A crítica presente em Maquiavel ou a Confusão Demoníaca é paradigmática nesse sentido. Segundo o autor da obra, Maquiavel não inaugura uma ciência política “realista” no sentido iluminista ou empírico do termo, mas forja, com notável habilidade retórica, uma paródia da razão política. O que parece um manual prático para governantes revela-se, em leitura mais atenta, uma construção ideológica enredada em contradições internas, silêncios estratégicos e artifícios persuasivos. O que há de realista em uma filosofia que abdica da coerência moral para glorificar a dissimulação como virtude?
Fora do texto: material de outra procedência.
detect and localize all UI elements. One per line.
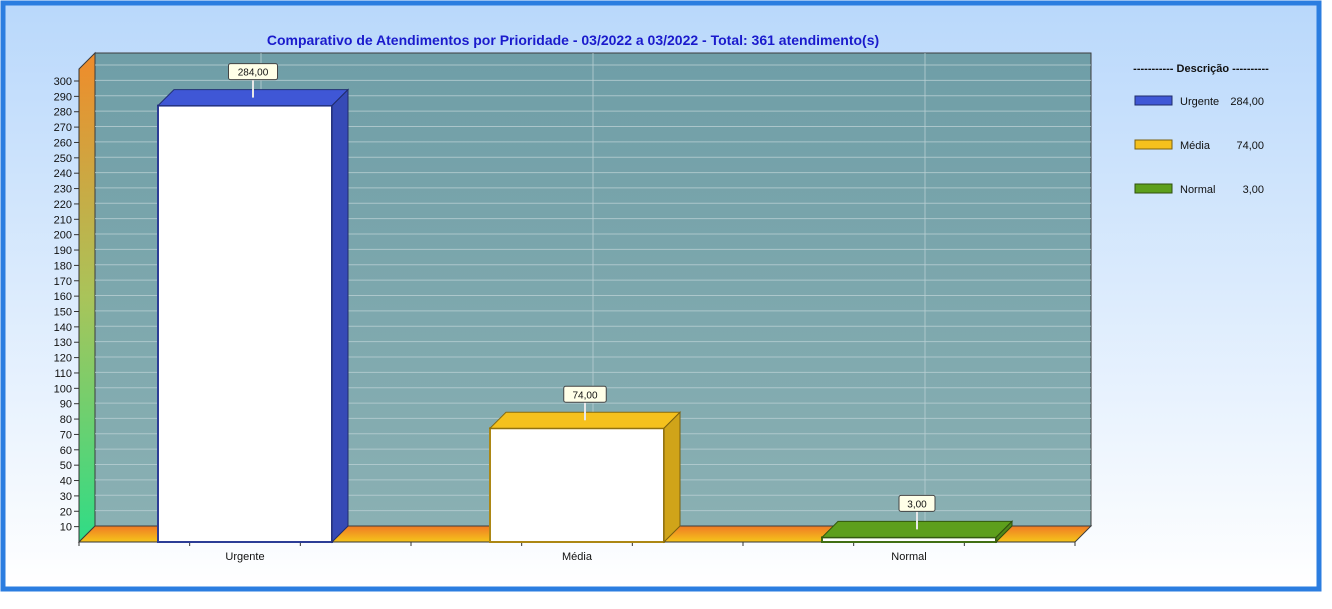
y-tick-label: 180 [54,260,72,272]
y-tick-label: 220 [54,199,72,211]
x-tick-label: Urgente [225,551,264,563]
data-label: 284,00 [238,68,269,79]
y-tick-label: 120 [54,353,72,365]
legend-item-value: 74,00 [1236,140,1264,152]
y-tick-label: 210 [54,214,72,226]
legend-item-value: 3,00 [1243,184,1264,196]
bar-media-front [489,427,665,543]
legend-swatch [1134,139,1173,150]
y-tick-label: 130 [54,337,72,349]
bar-urgente-front [157,104,333,543]
data-label: 3,00 [907,499,927,510]
y-tick-label: 230 [54,184,72,196]
legend-swatch [1134,183,1173,194]
legend-item-label: Urgente [1180,96,1219,108]
y-tick-label: 40 [60,476,72,488]
y-tick-label: 300 [54,76,72,88]
y-tick-label: 150 [54,307,72,319]
y-tick-label: 190 [54,245,72,257]
legend-item-label: Média [1180,140,1211,152]
y-tick-label: 70 [60,429,72,441]
x-tick-label: Média [562,551,593,563]
bar-normal-front [821,536,997,544]
y-tick-label: 290 [54,91,72,103]
y-tick-label: 100 [54,383,72,395]
y-tick-label: 110 [54,368,72,380]
plot-left-wall [78,51,96,544]
y-tick-label: 250 [54,153,72,165]
y-tick-label: 170 [54,276,72,288]
y-tick-label: 280 [54,107,72,119]
y-tick-label: 30 [60,491,72,503]
y-tick-label: 270 [54,122,72,134]
y-tick-label: 140 [54,322,72,334]
chart-title: Comparativo de Atendimentos por Priorida… [267,32,879,48]
y-tick-label: 20 [60,506,72,518]
y-tick-label: 10 [60,522,72,534]
bar-chart: 10 20 30 40 50 60 70 80 90 100 110 120 130 140 150 160 1… [0,0,1322,592]
y-tick-label: 200 [54,230,72,242]
legend-item-value: 284,00 [1230,96,1264,108]
x-tick-label: Normal [891,551,926,563]
legend-swatch [1134,95,1173,106]
y-tick-label: 240 [54,168,72,180]
y-tick-label: 160 [54,291,72,303]
data-label: 74,00 [572,390,597,401]
bar-media-side [663,411,681,544]
y-tick-label: 260 [54,137,72,149]
y-tick-label: 60 [60,445,72,457]
legend-item-label: Normal [1180,184,1215,196]
y-tick-label: 90 [60,399,72,411]
y-tick-label: 50 [60,460,72,472]
y-tick-label: 80 [60,414,72,426]
bar-urgente-side [331,88,349,544]
chart-frame: 10 20 30 40 50 60 70 80 90 100 110 120 130 140 150 160 1… [0,0,1332,604]
legend-header: ----------- Descrição ---------- [1133,63,1269,75]
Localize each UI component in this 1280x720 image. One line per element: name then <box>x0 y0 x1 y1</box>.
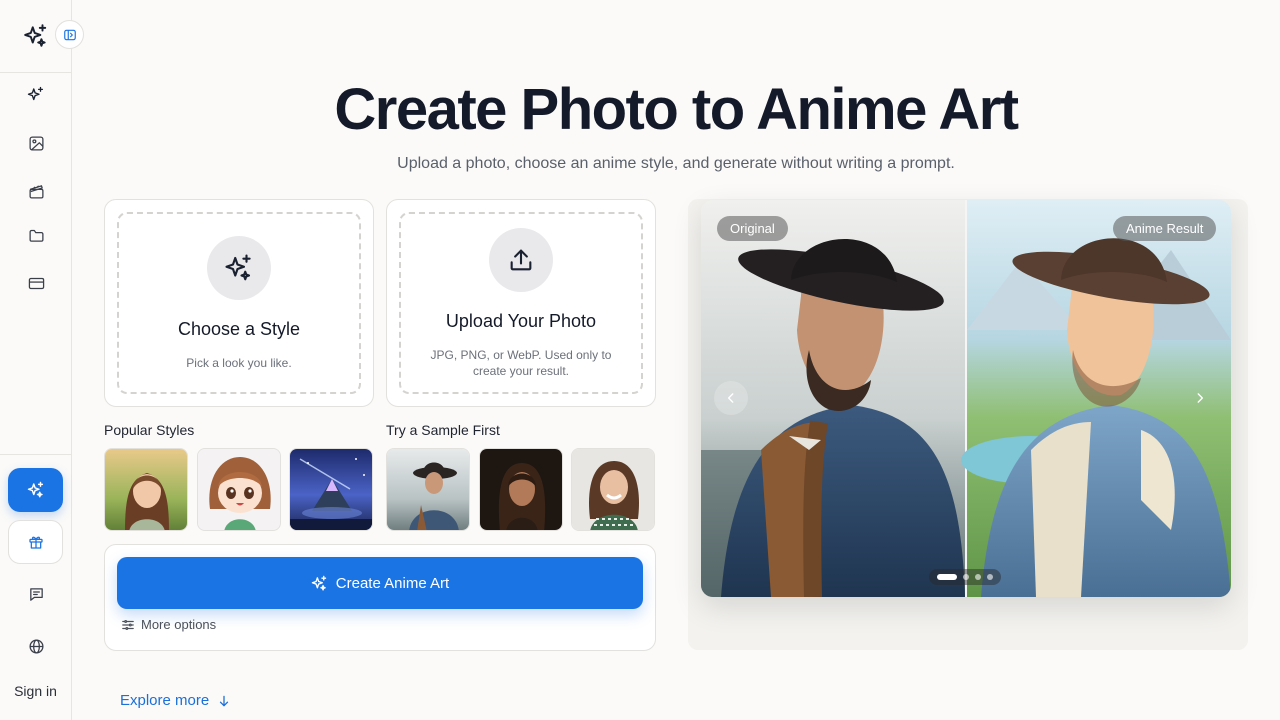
nav-language-icon[interactable] <box>24 634 48 658</box>
sidebar-create-button[interactable] <box>8 468 63 512</box>
upload-dropzone: Upload Your Photo JPG, PNG, or WebP. Use… <box>399 212 643 394</box>
sparkles-circle <box>207 236 271 300</box>
sidebar-gift-button[interactable] <box>8 520 63 564</box>
prev-slide-button[interactable] <box>714 381 748 415</box>
slide-dot[interactable] <box>987 574 993 580</box>
slide-dot[interactable] <box>963 574 969 580</box>
style-thumb-fantasy[interactable] <box>289 448 373 531</box>
more-options-toggle[interactable]: More options <box>121 617 216 632</box>
choose-style-title: Choose a Style <box>177 319 301 339</box>
upload-desc: JPG, PNG, or WebP. Used only to create y… <box>430 348 612 378</box>
more-options-label: More options <box>141 617 217 632</box>
sample-thumb-cowboy[interactable] <box>386 448 470 531</box>
nav-feedback-icon[interactable] <box>24 582 48 606</box>
action-card: Create Anime Art More options <box>104 544 656 651</box>
nav-video-icon[interactable] <box>24 179 48 203</box>
original-label: Original <box>717 216 788 241</box>
sparkles-icon <box>225 254 251 281</box>
upload-circle <box>489 228 553 292</box>
nav-billing-icon[interactable] <box>24 271 48 295</box>
sidebar-divider <box>0 454 71 455</box>
upload-title: Upload Your Photo <box>445 311 597 331</box>
style-thumb-chibi[interactable] <box>197 448 281 531</box>
style-thumb-realistic[interactable] <box>104 448 188 531</box>
choose-style-desc: Pick a look you like. <box>186 356 292 370</box>
arrow-down-icon <box>220 695 229 706</box>
preview-image <box>701 200 1231 597</box>
sample-thumb-portrait-dark[interactable] <box>479 448 563 531</box>
sliders-icon <box>122 619 134 630</box>
choose-style-card[interactable]: Choose a Style Pick a look you like. <box>104 199 374 407</box>
chevron-left-icon <box>727 393 734 403</box>
slide-indicator <box>929 569 1001 585</box>
sidebar-toggle-button[interactable] <box>55 20 84 49</box>
popular-styles-label: Popular Styles <box>104 422 195 438</box>
sidebar: Sign in <box>0 0 84 720</box>
slide-dot[interactable] <box>937 574 957 580</box>
create-anime-art-button[interactable]: Create Anime Art <box>117 557 643 609</box>
sidebar-panel-icon <box>63 29 76 40</box>
before-after-preview[interactable] <box>701 200 1231 597</box>
nav-folder-icon[interactable] <box>24 223 48 247</box>
samples-label: Try a Sample First <box>386 422 500 438</box>
page-subtitle: Upload a photo, choose an anime style, a… <box>397 155 955 172</box>
nav-create-icon[interactable] <box>24 83 48 107</box>
nav-image-icon[interactable] <box>24 131 48 155</box>
choose-style-dropzone: Choose a Style Pick a look you like. <box>117 212 361 394</box>
gift-icon <box>28 536 43 549</box>
sparkles-icon <box>311 575 326 591</box>
next-slide-button[interactable] <box>1183 381 1217 415</box>
sparkles-icon <box>27 481 43 498</box>
upload-icon <box>510 249 532 271</box>
explore-more-label: Explore more <box>120 692 210 709</box>
explore-more-link[interactable]: Explore more <box>120 692 231 709</box>
slide-dot[interactable] <box>975 574 981 580</box>
sign-in-link[interactable]: Sign in <box>0 683 71 699</box>
page-title: Create Photo to Anime Art <box>334 77 1019 142</box>
chevron-right-icon <box>1197 393 1204 403</box>
anime-result-label: Anime Result <box>1113 216 1217 241</box>
create-button-label: Create Anime Art <box>335 574 450 592</box>
upload-photo-card[interactable]: Upload Your Photo JPG, PNG, or WebP. Use… <box>386 199 656 407</box>
sample-thumb-portrait-smile[interactable] <box>571 448 655 531</box>
sparkles-logo-icon[interactable] <box>23 23 49 49</box>
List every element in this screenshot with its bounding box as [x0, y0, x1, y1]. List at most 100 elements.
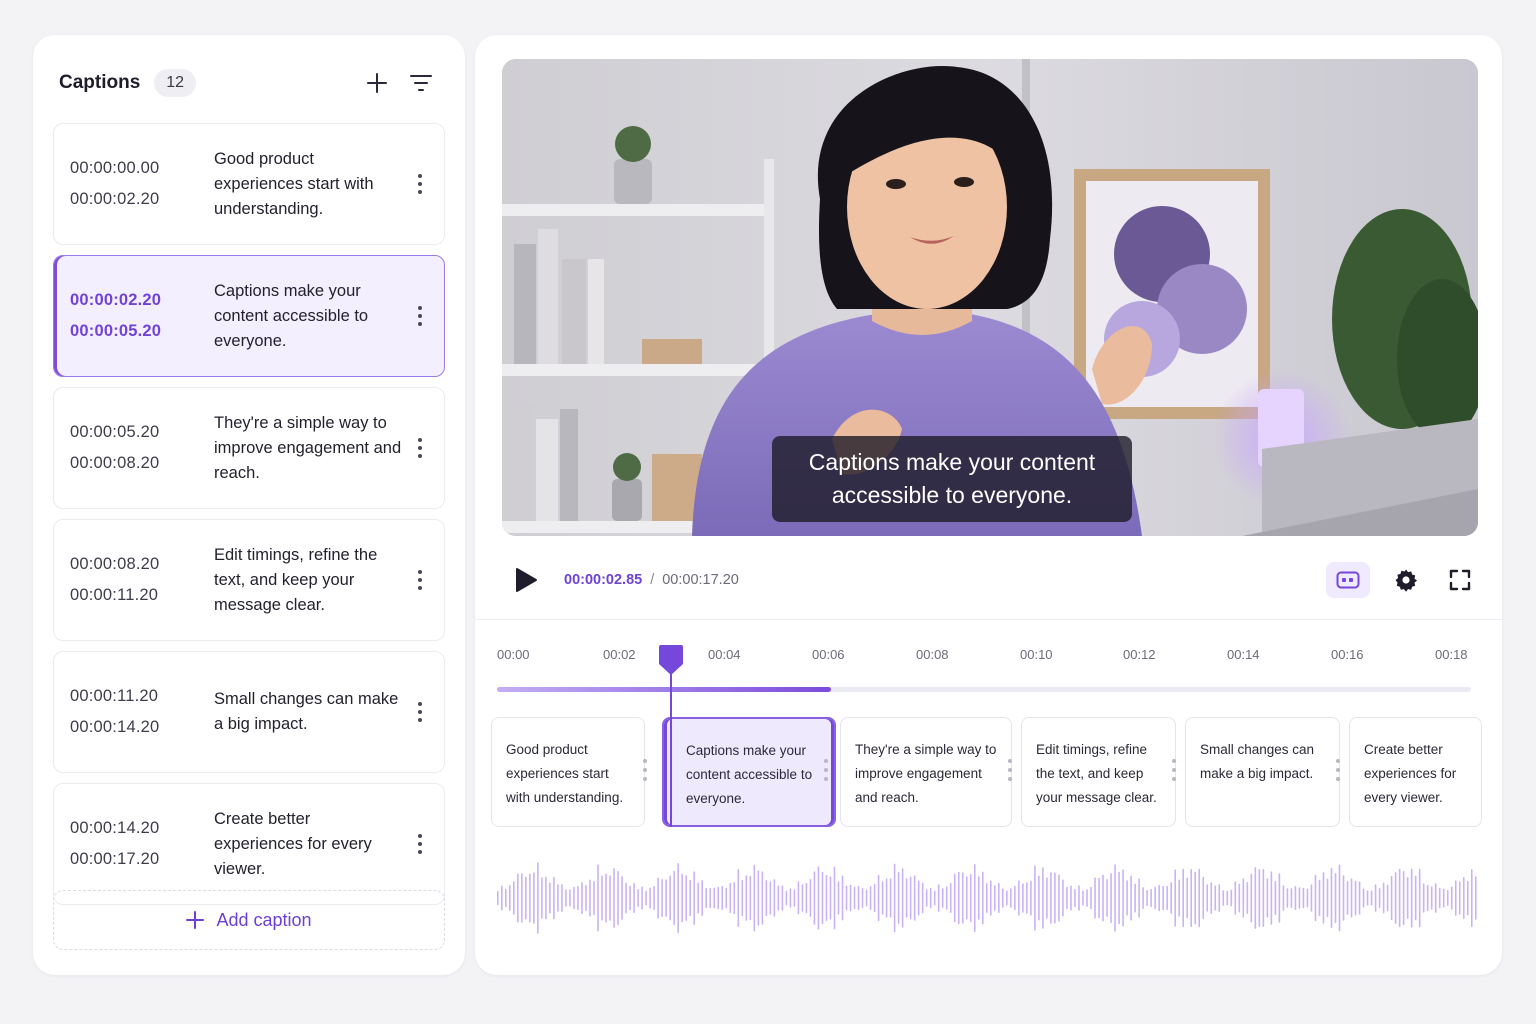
waveform-bar	[994, 885, 996, 911]
total-time: 00:00:17.20	[662, 572, 739, 588]
caption-end-time[interactable]: 00:00:14.20	[70, 718, 159, 737]
tick-label: 00:12	[1123, 647, 1156, 662]
video-preview[interactable]: Captions make your content accessible to…	[502, 59, 1478, 536]
waveform-bar	[749, 875, 752, 921]
waveform-bar	[541, 877, 543, 919]
more-options-icon[interactable]	[410, 566, 430, 594]
waveform-bar	[777, 885, 780, 911]
caption-start-time[interactable]: 00:00:00.00	[70, 159, 159, 178]
caption-text[interactable]: Good product experiences start with unde…	[214, 124, 402, 244]
waveform-bar	[1350, 878, 1353, 918]
waveform-bar	[1042, 867, 1044, 929]
waveform-bar	[1382, 882, 1385, 914]
waveform-bar	[693, 871, 695, 925]
caption-end-time[interactable]: 00:00:17.20	[70, 850, 159, 869]
play-button[interactable]	[506, 560, 546, 600]
caption-item[interactable]: 00:00:11.20 00:00:14.20 Small changes ca…	[53, 651, 445, 773]
waveform-bar	[1422, 883, 1425, 913]
timeline-segment[interactable]: Good product experiences start with unde…	[491, 717, 645, 827]
timeline-segment[interactable]: Edit timings, refine the text, and keep …	[1021, 717, 1176, 827]
caption-end-time[interactable]: 00:00:08.20	[70, 454, 159, 473]
tick-label: 00:00	[497, 647, 530, 662]
waveform-bar	[897, 871, 900, 925]
caption-text[interactable]: Edit timings, refine the text, and keep …	[214, 520, 402, 640]
waveform-bar	[813, 871, 816, 925]
caption-times: 00:00:00.00 00:00:02.20	[70, 124, 159, 244]
caption-text[interactable]: They're a simple way to improve engageme…	[214, 388, 402, 508]
waveform-bar	[1070, 885, 1072, 911]
waveform-bar	[1246, 882, 1249, 914]
waveform-bar	[513, 881, 515, 915]
waveform-bar	[869, 886, 872, 910]
waveform-bar	[977, 876, 980, 920]
video-caption-overlay: Captions make your content accessible to…	[772, 436, 1132, 522]
caption-text[interactable]: Captions make your content accessible to…	[214, 256, 402, 376]
caption-start-time[interactable]: 00:00:02.20	[70, 291, 161, 310]
waveform-bar	[1086, 889, 1088, 907]
waveform-bar	[1438, 887, 1441, 909]
caption-end-time[interactable]: 00:00:11.20	[70, 586, 159, 605]
segment-resize-handle[interactable]	[1336, 759, 1340, 781]
waveform-bar	[1326, 878, 1329, 918]
more-options-icon[interactable]	[410, 170, 430, 198]
waveform-bar	[901, 868, 904, 928]
caption-text[interactable]: Create better experiences for every view…	[214, 784, 402, 904]
filter-button[interactable]	[403, 65, 439, 101]
waveform-bar	[657, 877, 659, 919]
waveform-bar	[613, 868, 615, 928]
segment-resize-handle[interactable]	[1008, 759, 1012, 781]
timeline-segment[interactable]: Small changes can make a big impact.	[1185, 717, 1340, 827]
caption-text[interactable]: Small changes can make a big impact.	[214, 652, 402, 772]
caption-end-time[interactable]: 00:00:05.20	[70, 322, 161, 341]
waveform-bar	[553, 876, 555, 920]
waveform-bar	[1038, 875, 1040, 921]
fullscreen-button[interactable]	[1442, 562, 1478, 598]
tick-label: 00:18	[1435, 647, 1468, 662]
waveform-bar	[793, 889, 796, 907]
caption-item[interactable]: 00:00:08.20 00:00:11.20 Edit timings, re…	[53, 519, 445, 641]
playhead-handle[interactable]	[658, 644, 684, 676]
waveform-bar	[593, 880, 595, 916]
timeline-segment-active[interactable]: Captions make your content accessible to…	[662, 717, 836, 827]
caption-start-time[interactable]: 00:00:08.20	[70, 555, 159, 574]
caption-item-active[interactable]: 00:00:02.20 00:00:05.20 Captions make yo…	[53, 255, 445, 377]
waveform-bar	[1262, 869, 1265, 927]
caption-segments: Good product experiences start with unde…	[491, 717, 1483, 827]
caption-start-time[interactable]: 00:00:05.20	[70, 423, 159, 442]
caption-start-time[interactable]: 00:00:11.20	[70, 687, 159, 706]
segment-resize-handle[interactable]	[824, 759, 828, 781]
audio-waveform[interactable]	[497, 857, 1479, 939]
waveform-bar	[509, 885, 511, 911]
segment-resize-handle[interactable]	[1172, 759, 1176, 781]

É preciso dizer sem subterfúgios: o maquiavelismo não é apenas uma doutrina, mas um sintoma. Sintoma de um espírito moderno que, ao romper com a transcendência, perdeu o eixo ético da ação pública. Ao propor a separação entre moral e política, Maquiavel desloca o horizonte da ação humana para uma esfera puramente imanente, onde a virtude, antes entendida como excelência moral, é reconfigurada como astúcia, frieza e cálculo. O Príncipe (o governante) não deve ser justo, mas apenas parecer justo. Não deve amar a verdade, mas apenas usá-la como instrumento. Não deve respeitar a lei, mas manipulá-la conforme a conveniência.

Essa inversão não é menor. Ela rompe com a tradição clássica que via a política como extensão da ética, com finalidade no bem comum e fundamento na ordem natural. Em vez disso, instaura-se uma nova metafísica do poder, isto é, uma “teologia às avessas”, como sugere Carvalho (em Maquiavel ou a Confusão Demoníaca ) na qual o governante torna-se um demiurgo (uma divindade) secular, capaz de remodelar a história não à luz da Providência, mas da própria vontade. Trata-se, em última instância, de um gesto de “hubris filosófica”: usurpar a estrutura da ordem para substituí-la por uma engenharia simbólica orientada à dominação.

Os efeitos desse gesto são conhecidos. Regimes totalitários do século XX, como os de Hitler, Stálin e Mussolini, operaram segundo princípios eminentemente maquiavelianos (desenvolvidos por Maquiavel): manipulação das massas, instrumentalização da linguagem, uso da violência como técnica de governo e sacralização do Estado como entidade absoluta. Todavia, engana-se quem pensa que o espectro de Maquiavel repousa no passado. Ele sobrevive, com nova roupagem, em democracias tecnocráticas e populismos midiáticos, onde a política é reduzida a espetáculo, a palavra é vazada de verdade e a governabilidade é confundida com manipulação.

É nesse ponto que a crítica de Carvalho ressoa com autores como Leo Strauss e Eric Voegelin. Para Strauss, Maquiavel protagoniza uma revolução silenciosa ao substituir a prudência moral pela eficácia estratégica. Para Voegelin, trata-se de um magus, um conjurador moderno que, por meio do discurso, tenta criar uma ordem política autônoma da verdade do ser. A isso se soma a perplexidade de Isaiah Berlin, que, ainda que veja em Maquiavel a tensão entre dois sistemas morais, não percebe, como Carvalho enfatiza, a natureza profundamente destrutiva desse dualismo. Não estamos diante de um pluralismo ético, mas de uma negação deliberada da moral como critério legítimo da ação.

Seria exagero, portanto, afirmar que a filosofia de Maquiavel é incompatível com a dignidade humana? Penso que não. Quando o poder emancipa-se da verdade, não há limite que o contenha. Quando a mentira é promovida a ferramenta legítima de governo, a confiança pública é corrompida. Quando a moral é rebaixada a obstáculo estratégico, a barbárie torna-se possibilidade histórica e frequentemente realidade política.

A crítica ao maquiavelismo não é um anacronismo. É uma necessidade urgente. Em tempos de cinismo generalizado, de crise de confiança nas instituições e de banalização da linguagem, o debate sobre os fundamentos da política precisa ser reaberto. Não é possível restaurar a saúde da vida pública sem recuperar o vínculo entre poder e justiça, entre governo e verdade, entre ação política e responsabilidade moral. O tempo da ingenuidade tecnocrática acabou. O realismo sem virtude é, em última análise, a ilusão mais perigosa de todas.

*Thiago Barbosa Soares é analista do discurso, escritor e professor da Universidade Federal do Tocantins.